Nurse Educators Behind Shadow Health’s Simulations

Bringing real-word experience to simulation design 

Do you know why Tina, Lucas and Tanner are so realistic? One important reason is because of Cheryl, Amanda and Brittny. 

As you may know, Tina, Lucas and Tanner are just three of the Digital Standardized Patients that are part of Shadow Health’s simulations for undergraduate and graduate nursing programs. 

These ​​Digital Clinical Experiences™ are a vital part of the education of more than 700,000 nursing students across the country – giving them the opportunity to practice as often as they need with realistic, simulated patients. 

And that is where Elsevier’s Nurse Educators come in – specifically the team of Cheryl Wilson, DNP, APRN, ANP-BC, FNP-BC, CNE, CHSE, Amanda Davis, PhD, APRN, FNP-C and Brittny Chabalowski, DNP, APRN, AGACNP-BC, CNE, CHSE. 

Elsevier’s Nurse Educators within Shadow Health

These three women are embedded within the Shadow Health development team and help create new simulations as well as continually updating current ones to reflect changes in the language and practices that nurses use. 

Prior to joining Elsevier, Cheryl, Amanda and Brittny all worked as nurses and then nursing faculty. As faculty, they implemented Shadow Health into their courses. 

Cheryl recounted her experience with Shadow Health as a faculty member. “I have been a strong proponent from Day One. I really saw the value of being able to learn in a virtual environment to get feedback right away and have students practice their communication skills with a patient.” 

“Shadow Health helped us get training out to students in a different way that could be even more accessible than clinical training,” added Brittny. “I think it’s very important to have that safety net for our learners.” 

Amanda remembers how impressed she was. “I could guarantee when using Shadow Health that students would have an equal opportunity to do all the skills that I was expecting and show me how well they’re doing it. It would give them the comfort of saying ‘Okay, I’ve practiced this in a safe space.’” 

Now as members of the Elsevier team, the three work side-by-side with developers, narrative designers, learning designers, product managers and others to bring their expertise to the Shadow Health simulations. 

“When we begin working on a new offering, we have initial conversations to make our patients in ‘Shadowville’ represent more of what the U.S. looks like,” says Cheryl.  

“We all have very different nursing backgrounds, which makes it really great to sit down and brainstorm various types of cases. But we don’t do this in a vacuum. As an example, when Shadow Health developed an LGBTQ+ patient, we worked with experts in the field to help ensure the language is how a real patient would respond. 

“Our team acts as a bridge between the nursing side and the creative side,” adds Brittny. “For example, my experience is generally in the ER and trauma world. So the patients that I am used to interacting with in practice are typically not thrilled about being in the hospital. They’re in a crisis mode. 

“For example, a patient might not be as forthcoming with information as we need – or become irritated with questions about their medications. The Digital Clinical Experiences have those types of real-world scenarios that nurses will likely encounter.” 

Modeling Therapeutic Communication

Keeping the language of the simulations current is critical. “Language, specifically phrases and terms, change over time,” explains Amanda.” We make sure our simulations reflect these developments to continue to model therapeutic communication for our learners.” 

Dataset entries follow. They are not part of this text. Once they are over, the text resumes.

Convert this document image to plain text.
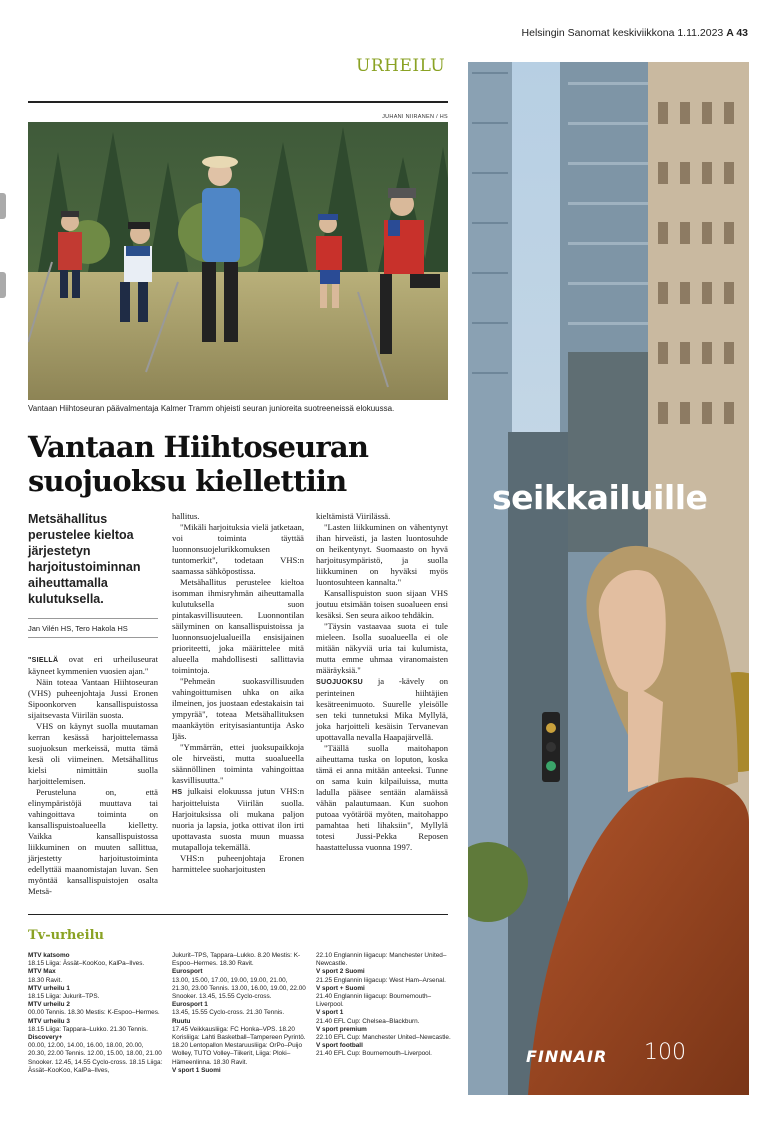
Helsingin Sanomat keskiviikkona 1.11.2023 A 43
URHEILU
JUHANI NIIRANEN / HS
Vantaan Hiihtoseuran päävalmentaja Kalmer Tramm ohjeisti seuran junioreita suotreeneissä elokuussa.
Vantaan Hiihtoseuran suojuoksu kiellettiin
Metsähallitus perustelee kieltoa järjestetyn harjoitustoiminnan aiheuttamalla kulutuksella.
Jan Vilén HS, Tero Hakola HS

"SIELLÄ ovat eri urheiluseurat käyneet kymmenien vuosien ajan."

Näin toteaa Vantaan Hiihtoseuran (VHS) puheenjohtaja Jussi Eronen Sipoonkorven kansallispuistossa sijaitsevasta Viirilän suosta.

VHS on käynyt suolla muutaman kerran kesässä harjoittelemassa suojuoksun merkeissä, mutta tämä kesä oli viimeinen. Metsähallitus kielsi nimittäin suolla harjoittelemisen.

Perusteluna on, että elinympäristöjä muuttava tai vahingoittava toiminta on kansallispuistoalueella kielletty. Vaikka kansallispuistossa liikkuminen on muuten sallittua, järjestetty harjoitustoiminta edellyttää maanomistajan luvan. Sen myöntää kansallispuistojen osalta Metsä-

hallitus.

"Mikäli harjoituksia vielä jatketaan, voi toiminta täyttää luonnonsuojelurikkomuksen tuntomerkit", todetaan VHS:n saamassa sähköpostissa.

Metsähallitus perustelee kieltoa isomman ihmisryhmän aiheuttamalla kulutuksella suon pintakasvillisuuteen. Luonnontilan säilyminen on kansallispuistoissa ja luonnonsuojelualueilla ensisijainen prioriteetti, joka määrittelee mitä alueella mahdollisesti sallittavia toimintoja.

"Pehmeän suokasvillisuuden vahingoittumisen uhka on aika ilmeinen, jos juostaan edestakaisin tai ympyrää", toteaa Metsähallituksen maankäytön erityisasiantuntija Asko Ijäs.

"Ymmärrän, ettei juoksupaikkoja ole hirveästi, mutta suoalueella säännöllinen toiminta vahingoittaa kasvillisuutta."

HS julkaisi elokuussa jutun VHS:n harjoitteluista Viirilän suolla. Harjoituksissa oli mukana paljon nuoria ja lapsia, jotka ottivat ilon irti upottavasta suosta muun muassa mutapalloja tekemällä.

VHS:n puheenjohtaja Eronen harmittelee suoharjoitusten

kieltämistä Viirilässä.

"Lasten liikkuminen on vähentynyt ihan hirveästi, ja lasten luontosuhde on heikentynyt. Suomaasto on hyvä harjoitusympäristö, ja suolla liikkuminen on hyväksi myös luontosuhteen kannalta."

Kansallispuiston suon sijaan VHS joutuu etsimään toisen suoalueen ensi kesäksi. Sen seura aikoo tehdäkin.

"Täysin vastaavaa suota ei tule mieleen. Isolla suoalueella ei ole mitään näkyviä uria tai kulumista, mutta emme uhmaa viranomaisten määräyksiä."

SUOJUOKSU ja -kävely on perinteinen hiihtäjien kesätreenimuoto. Suurelle yleisölle sen teki tunnetuksi Mika Myllylä, joka harjoitteli kesäisin Tervanevan upottavalla nevalla Haapajärvellä.

"Täällä suolla maitohapon aiheuttama tuska on loputon, koska tämä ei anna mitään anteeksi. Tunne on sama kuin kilpailuissa, mutta ladulla pääsee sentään alamäissä vähän palautumaan. Kun suohon putoaa vyötäröä myöten, maitohappo pamahtaa heti lihaksiin", Myllylä totesi Jussi-Pekka Reposen haastattelussa vuonna 1997.

Tv-urheilu
MTV katsomo
18.15 Liiga: Ässät–KooKoo, KalPa–Ilves.
MTV Max
18.30 Ravit.
MTV urheilu 1
18.15 Liiga: Jukurit–TPS.
MTV urheilu 2
00.00 Tennis. 18.30 Mestis: K-Espoo–Hermes.
MTV urheilu 3
18.15 Liiga: Tappara–Lukko. 21.30 Tennis.
Discovery+
00.00, 12.00, 14.00, 16.00, 18.00, 20.00, 20.30, 22.00 Tennis. 12.00, 15.00, 18.00, 21.00 Snooker. 12.45, 14.55 Cyclo-cross. 18.15 Liiga: Ässät–KooKoo, KalPa–Ilves,
Jukurit–TPS, Tappara–Lukko. 8.20 Mestis: K-Espoo–Hermes. 18.30 Ravit.
Eurosport
13.00, 15.00, 17.00, 19.00, 19.00, 21.00, 21.30, 23.00 Tennis. 13.00, 16.00, 19.00, 22.00 Snooker. 13.45, 15.55 Cyclo-cross.
Eurosport 1
13.45, 15.55 Cyclo-cross. 21.30 Tennis.
Ruutu
17.45 Veikkausliiga: FC Honka–VPS. 18.20 Korisliiga: Lahti Basketball–Tampereen Pyrintö. 18.20 Lentopallon Mestaruusliiga: OrPo–Puijo Wolley, TUTO Volley–Tiikerit, Liiga: Ploki–Hämeenlinna. 18.30 Ravit.
V sport 1 Suomi
22.10 Englannin liigacup: Manchester United–Newcastle.
V sport 2 Suomi
21.25 Englannin liigacup: West Ham–Arsenal.
V sport + Suomi
21.40 Englannin liigacup: Bournemouth–Liverpool.
V sport 1
21.40 EFL Cup: Chelsea–Blackburn.
V sport premium
22.10 EFL Cup: Manchester United–Newcastle.
V sport football
21.40 EFL Cup: Bournemouth–Liverpool.
seikkailuille
FINNAIR 100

The three women get great satisfaction knowing that the Shadow Health simulations help scale their expertise to a wide audience and that coming generations of nurses will have the best preparation for difficult conversations. 

“I didn’t realize the reach that we had until I was at a booth in a conference,” says Cheryl. “Faculty would walk by and shout ‘Lucas!’ or ‘Tina!’ like they knew them well.” 

“I think that’s the most fun part of our job,” added Brittny. “We really bring these characters to life.” 

“All the work that we put in behind the scenes is going to benefit the greater good of the profession,” says Amanda. 

Cheryl wrapped up the conversation perfectly. “We develop the patients and send them out into the world. They become almost like our children.”